During my time there were various species of monkeys in the animal sanctuary itself, but also coati, macaws, parrots, toucans, ocelots and pigs (but also large wild spiders - you have to be aware of this). In one day I was also able to witness how animals were released. Unfortunately, this doesn't happen that often, which is why I was particularly happy to see this happen! Life in the jungle is very simple - but incredibly great! It is indescribable to wake up in the morning and see a wild monkey swinging through the trees! The sounds of the jungle are also just amazing and I even miss this here in my home country. The volunteers also got on very well and, for example, spent the free weekend together in Baños (a town that is about 2 hours away from the animal sanctuary). The most important utensil in the jungle is the machete 🙂 I used it to cut food but also felled trees for the construction of new enclosures.
It was also our job to catch grasshoppers for the monkeys or to go fishing. The areas of responsibility are widely spread and therefore incredibly varied and interesting! The physically demanding work made me smile every evening because I knew I was doing something good for the animals.

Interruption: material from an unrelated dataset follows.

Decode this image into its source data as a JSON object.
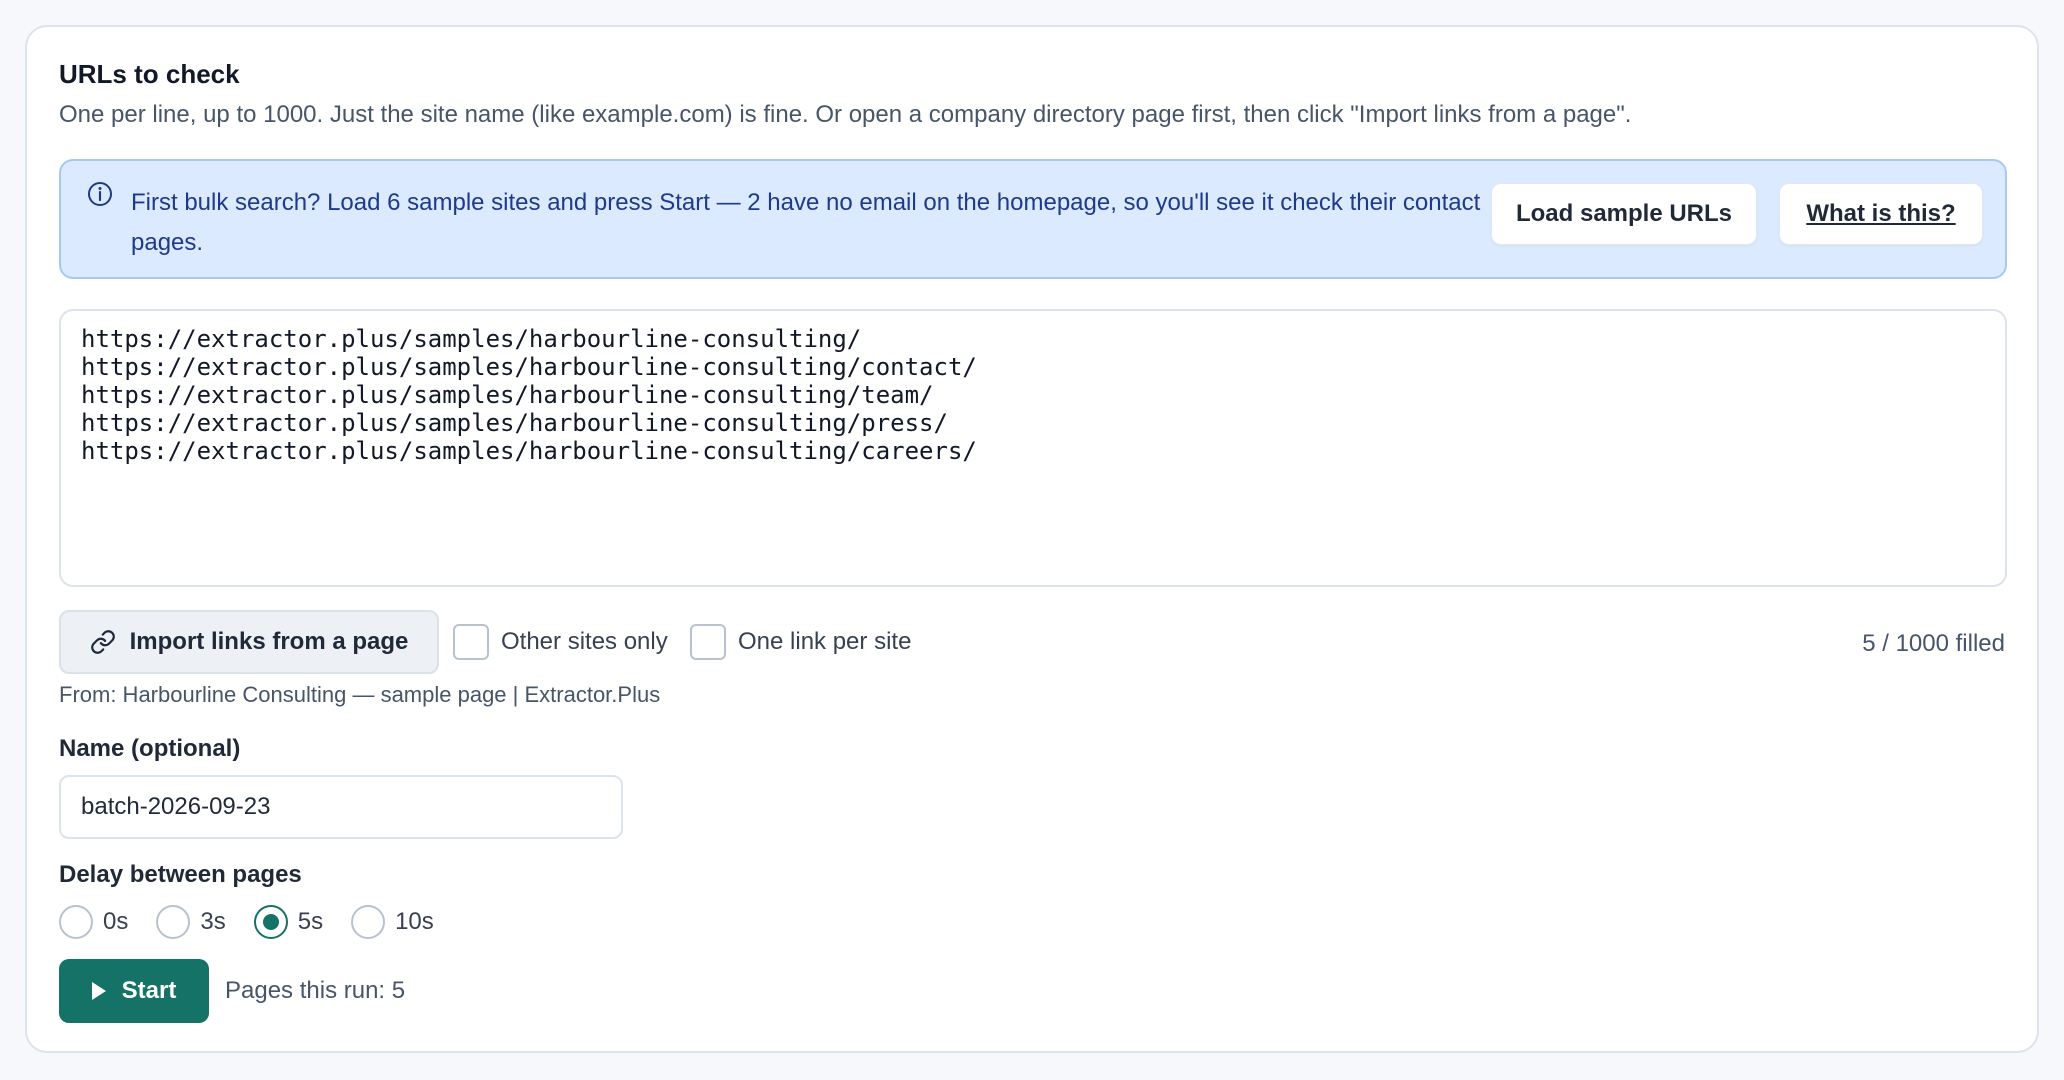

In summary, I can say that my expectations of the jungle were far exceeded! Everyone has an idea of what it's like in the jungle. But all these ideas are nothing compared to reality! When you stand in the jungle and look around and notice all the plants and the loud noises of the jungle, you quickly realize that it is much better there than you could ever have imagined!
It is particularly positive that I was quickly given a super friendly answer to every little question from South America Inside. Therefore I would really like to send many many thanks to my contact personas Maite and Svenja!!!